Very good diversification

The 3 months correlation between Eagle and Woori is -0.45. Overlapping area represents the amount of risk that can be diversified away by holding Eagle Bancorp and Woori Financial Group in the same portfolio, assuming nothing else is changed. The correlation between historical prices or returns on Woori Financial Group and Eagle Bancorp is a relative statistical measure of the degree to which these equity instruments tend to move together. The correlation coefficient measures the extent to which returns on Eagle Bancorp are associated (or correlated) with Woori Financial. Values of the correlation coefficient range from -1 to +1, where. The correlation of zero (0) is possible when the price movement of Woori Financial Group has no effect on the direction of Eagle Bancorp i.e., Eagle Bancorp and Woori Financial go up and down completely randomly.

Pair Corralation between Eagle Bancorp and Woori Financial

Given the investment horizon of 90 days Eagle Bancorp is expected to generate 1.79 times more return on investment than Woori Financial. However, Eagle Bancorp is 1.79 times more volatile than Woori Financial Group. It trades about 0.17 of its potential returns per unit of risk. Woori Financial Group is currently generating about 0.0 per unit of risk. If you would invest  2,136  in Eagle Bancorp on August 31, 2024 and sell it today you would earn a total of  809.00  from holding Eagle Bancorp or generate 37.87% return on investment over 90 days.
Time Period3 Months [change]
DirectionMoves Against 
StrengthVery Weak
Accuracy100.0%
ValuesDaily Returns

Eagle Bancorp  vs.  Woori Financial Group

 Performance 
       Timeline  
Eagle Bancorp 

Risk-Adjusted Performance

13 of 100

 
Weak
 
Strong
Good
Compared to the overall equity markets, risk-adjusted returns on investments in Eagle Bancorp are ranked lower than 13 (%) of all global equities and portfolios over the last 90 days.
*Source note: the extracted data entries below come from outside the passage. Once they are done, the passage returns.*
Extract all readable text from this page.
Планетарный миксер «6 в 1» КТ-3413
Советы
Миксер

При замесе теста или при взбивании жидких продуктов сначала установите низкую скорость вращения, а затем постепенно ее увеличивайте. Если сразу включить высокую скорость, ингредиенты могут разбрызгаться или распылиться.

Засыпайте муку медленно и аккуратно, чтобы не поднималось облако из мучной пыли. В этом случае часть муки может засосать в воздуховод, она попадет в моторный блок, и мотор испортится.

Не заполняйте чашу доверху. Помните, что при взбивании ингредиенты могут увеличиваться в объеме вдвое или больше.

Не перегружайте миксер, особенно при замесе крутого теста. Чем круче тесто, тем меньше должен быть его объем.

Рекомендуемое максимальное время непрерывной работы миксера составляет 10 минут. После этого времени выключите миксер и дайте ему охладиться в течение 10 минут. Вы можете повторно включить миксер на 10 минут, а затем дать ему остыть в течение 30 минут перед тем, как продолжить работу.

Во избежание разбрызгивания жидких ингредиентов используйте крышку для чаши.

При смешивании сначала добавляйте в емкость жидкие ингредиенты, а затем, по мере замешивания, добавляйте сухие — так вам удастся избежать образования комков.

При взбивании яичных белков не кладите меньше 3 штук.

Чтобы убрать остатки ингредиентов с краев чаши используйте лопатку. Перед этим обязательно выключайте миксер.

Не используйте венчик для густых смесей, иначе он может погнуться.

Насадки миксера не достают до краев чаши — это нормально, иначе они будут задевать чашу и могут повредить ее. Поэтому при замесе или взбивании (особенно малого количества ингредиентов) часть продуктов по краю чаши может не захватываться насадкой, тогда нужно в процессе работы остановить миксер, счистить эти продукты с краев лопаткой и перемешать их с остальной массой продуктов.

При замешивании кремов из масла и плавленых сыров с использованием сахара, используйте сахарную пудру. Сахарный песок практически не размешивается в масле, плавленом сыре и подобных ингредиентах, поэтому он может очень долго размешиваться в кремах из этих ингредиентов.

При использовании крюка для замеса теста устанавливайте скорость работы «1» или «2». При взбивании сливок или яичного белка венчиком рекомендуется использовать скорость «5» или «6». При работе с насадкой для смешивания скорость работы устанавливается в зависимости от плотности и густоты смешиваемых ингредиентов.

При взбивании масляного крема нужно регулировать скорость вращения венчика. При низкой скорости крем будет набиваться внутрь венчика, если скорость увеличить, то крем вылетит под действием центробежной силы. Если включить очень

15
In spite of very unfluctuating fundamental drivers, Eagle Bancorp displayed solid returns over the last few months and may actually be approaching a breakup point.
Woori Financial Group 

Risk-Adjusted Performance

0 of 100

 
Weak
 
Strong
Very Weak
Over the last 90 days Woori Financial Group has generated negative risk-adjusted returns adding no value to investors with long positions. Despite nearly stable technical and fundamental indicators, Woori Financial is not utilizing all of its potentials. The current stock price disturbance, may contribute to mid-run losses for the stockholders.

Eagle Bancorp and Woori Financial Volatility Contrast

   Predicted Return Density   
       Returns  

Pair Trading with Eagle Bancorp and Woori Financial

The main advantage of trading using opposite Eagle Bancorp and Woori Financial positions is that it hedges away some unsystematic risk. Because of two separate transactions, even if Eagle Bancorp position performs unexpectedly, Woori Financial can make up some of the losses. Pair trading also minimizes risk from directional movements in the market. For example, if an entire industry or sector drops because of unexpected headlines, the short position in Woori Financial will offset losses from the drop in Woori Financial's long position.
The idea behind Eagle Bancorp and Woori Financial Group pairs trading is to make the combined position market-neutral, meaning the overall market's direction will not affect its win or loss (or potential downside or upside). This can be achieved by designing a pairs trade with two highly correlated stocks or equities that operate in a similar space or sector, making it possible to obtain profits through simple and relatively low-risk investment.
Check out your portfolio center.
Note that this page's information should be used as a complementary analysis to find the right mix of equity instruments to add to your existing portfolios or create a brand new portfolio. You can also try the Instant Ratings module to determine any equity ratings based on digital recommendations. Macroaxis instant equity ratings are based on combination of fundamental analysis and risk-adjusted market performance.